La montagne infidèle [The Infidel Mountain] (Jean Epstein, 1923)

Jun

22

1923

La montagne infidèle (1923)

Unrestored film stock showing extensive damage to both the celluloid and the depicted structure. In 2024, the reels were rediscovered in Spain and restored by the Filmoteca de Catalunya (via). DP: Paul Guichard.

Filmmaker Jean Epstein and his cameraman Paul Guichard made their way to the Etna on June 22, 1923. This was merely five days after the eruption started.
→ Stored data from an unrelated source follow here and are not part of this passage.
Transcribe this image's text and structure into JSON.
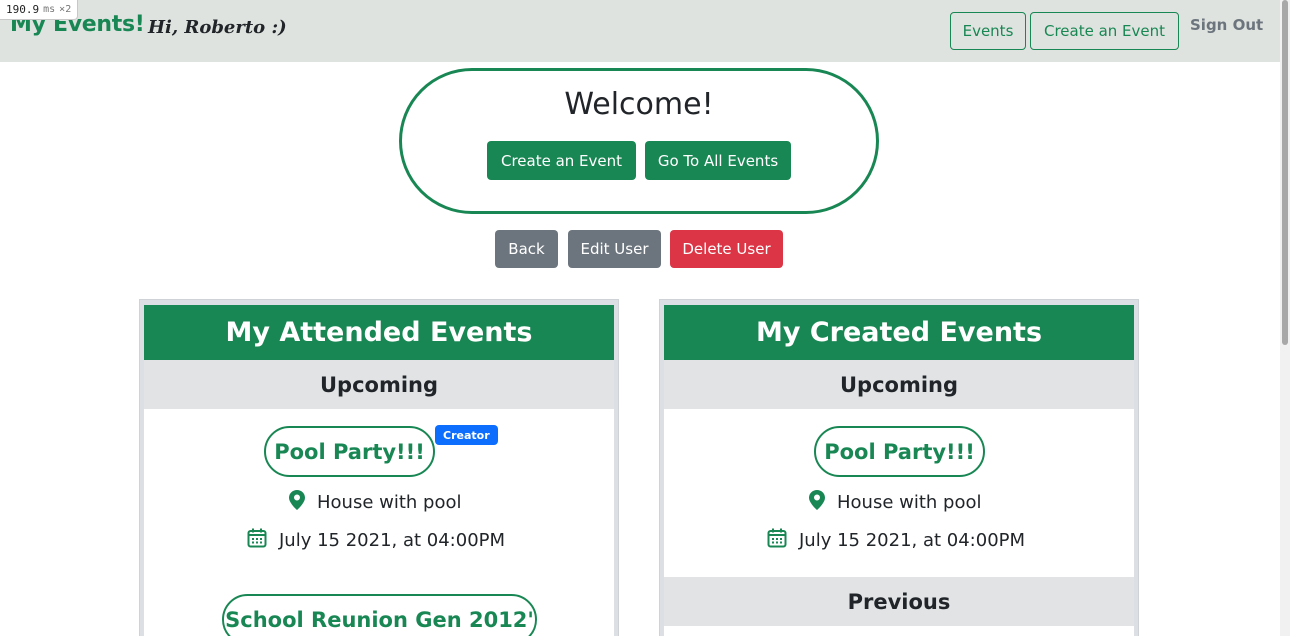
{
  "perf": {
    "value": "190.9",
    "unit": "ms",
    "multiplier": "×2"
  },
  "navbar": {
    "brand": "My Events!",
    "greeting": "Hi, Roberto :)",
    "events_label": "Events",
    "create_label": "Create an Event",
    "signout_label": "Sign Out"
  },
  "welcome": {
    "title": "Welcome!",
    "create_label": "Create an Event",
    "all_events_label": "Go To All Events"
  },
  "actions": {
    "back_label": "Back",
    "edit_label": "Edit User",
    "delete_label": "Delete User"
  },
  "attended": {
    "title": "My Attended Events",
    "upcoming_label": "Upcoming",
    "events": [
      {
        "name": "Pool Party!!!",
        "badge": "Creator",
        "location": "House with pool",
        "date": "July 15 2021, at 04:00PM"
      },
      {
        "name": "School Reunion Gen 2012'"
      }
    ]
  },
  "created": {
    "title": "My Created Events",
    "upcoming_label": "Upcoming",
    "previous_label": "Previous",
    "events": [
      {
        "name": "Pool Party!!!",
        "location": "House with pool",
        "date": "July 15 2021, at 04:00PM"
      }
    ]
  },
  "colors": {
    "primary_green": "#198754",
    "navbar_bg": "#dfe3df",
    "danger_red": "#dc3545",
    "secondary_gray": "#6c757d",
    "badge_blue": "#0d6efd"
  },
  "icons": [
    "map-pin-icon",
    "calendar-icon"
  ]
}
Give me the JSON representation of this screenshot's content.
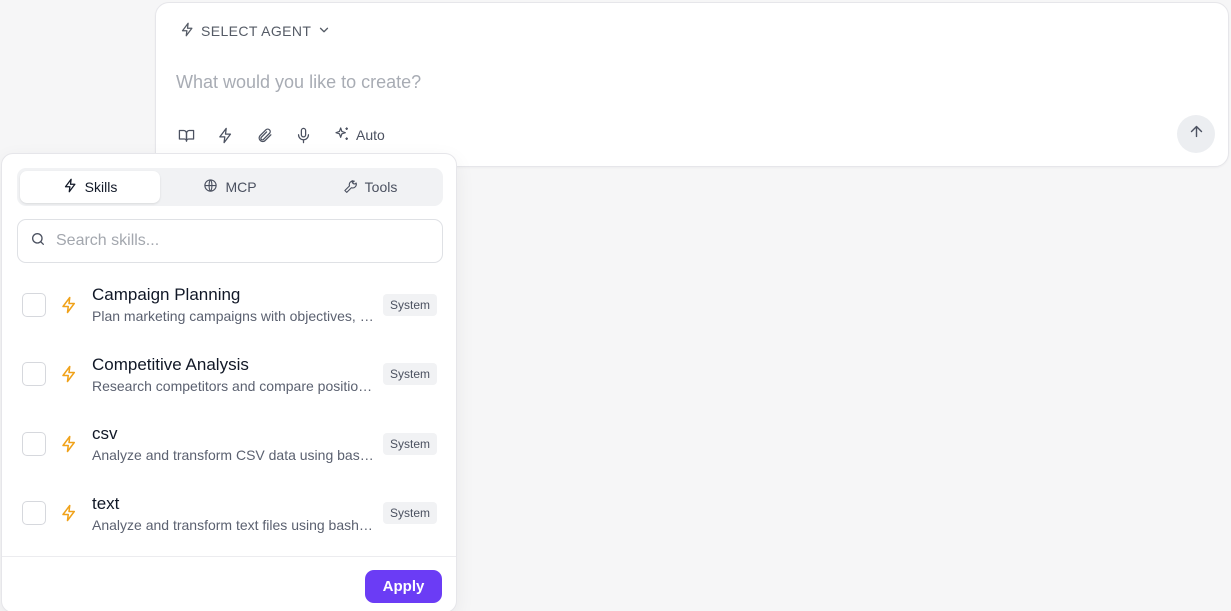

“Sicily! The night had a thousand eyes. All sorts of smells shrieked at once. An unfurled coil of wire brought our car, swathed in moonlight as if surrounded by mosquito netting, to a halt. It was hot. Impatient, the drivers broke off singing the most beautiful love song, striking the car with a monkey wrench and insulting Christ and his mother with a blind faith in their efficacy. In front of us: Etna, the great actor who bursts onto the stage two or three times each century, whose tragic extravagances I had arrived to film. An entire side of the mountain was a blazing spectacle. The conflagration reached up to the reddened corners of the sky. From a distance of twenty kilometers, the rumbling at times seemed to be a triumphal reception heard from afar, as if a thousand hands were applauding in an immense ovation.”